Si vous le désirez, je brise vos entraves.
Mais avant d’arrêter des mesures si graves,
J’y ferai cependant une restriction.
Songez que le devoir commande à Scipion
D’étendre sur tous les captifs sa bienveillance.
Or un autre a des droits qu’on passe sous silence,
Et ce serait agir, madame, injustement,
Que de déposséder, sans son consentement,
Un homme que le sort a mis sous ma tutelle.
Garde, amenez Syphax !


Et voilà le moyen de Scipion... Syphax, qu’on avait cru mort, est. vivant ! Sophonisbe a deux maris ! Tel est le coup de théâtre, telle est la situation éminemment romanesque, telle la péripétie qui « change tout, donne à tout une allure imprévue. »

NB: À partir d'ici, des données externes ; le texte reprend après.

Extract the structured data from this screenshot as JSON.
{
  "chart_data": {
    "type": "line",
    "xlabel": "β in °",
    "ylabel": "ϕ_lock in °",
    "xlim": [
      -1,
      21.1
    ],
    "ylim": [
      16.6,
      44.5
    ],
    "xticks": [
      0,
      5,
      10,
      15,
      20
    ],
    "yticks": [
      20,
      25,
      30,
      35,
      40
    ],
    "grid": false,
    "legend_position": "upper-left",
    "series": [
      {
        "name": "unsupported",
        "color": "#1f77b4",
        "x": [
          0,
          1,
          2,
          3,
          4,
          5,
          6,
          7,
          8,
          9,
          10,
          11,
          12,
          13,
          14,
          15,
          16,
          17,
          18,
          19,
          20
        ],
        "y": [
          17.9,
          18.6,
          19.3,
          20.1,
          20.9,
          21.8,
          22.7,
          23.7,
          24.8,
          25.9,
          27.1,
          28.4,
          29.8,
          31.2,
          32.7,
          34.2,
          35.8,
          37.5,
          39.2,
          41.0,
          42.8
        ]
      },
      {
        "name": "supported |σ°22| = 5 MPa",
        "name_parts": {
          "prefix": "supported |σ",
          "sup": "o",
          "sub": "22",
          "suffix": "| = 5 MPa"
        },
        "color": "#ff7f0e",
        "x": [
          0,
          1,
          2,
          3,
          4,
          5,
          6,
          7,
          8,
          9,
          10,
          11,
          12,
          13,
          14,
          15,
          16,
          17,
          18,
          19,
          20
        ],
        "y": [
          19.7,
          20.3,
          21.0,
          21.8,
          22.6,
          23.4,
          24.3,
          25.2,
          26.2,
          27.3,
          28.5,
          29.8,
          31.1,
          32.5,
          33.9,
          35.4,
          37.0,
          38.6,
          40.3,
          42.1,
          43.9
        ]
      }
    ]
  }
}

Désormais en effet tout est changé et d’abord le cœur de Sophonisbe. Entre ses deux maris, dont l’un est triomphant et l’autre malheureux, elle n’hésite pas ; si peut-être elle garde au fond de son cœur, pour l’irrésistible Massinissa, un je ne sais quel tendre, elle éprouve pour Syphax, sublime dans le malheur, un amour mêlé d’admiration. Telle Pauline oublie Sévère pour Polyeucte martyr. La situation est d’ailleurs inextricable et ne comporte qu’une solution : la mort. Sophonisbe s’empoisonne et le quatrième acte tout entier, — conforme à une tradition de la tragédie grecque, — est consacré aux lamentations de la jeune femme sur elle-même et sur sa mort prématurée.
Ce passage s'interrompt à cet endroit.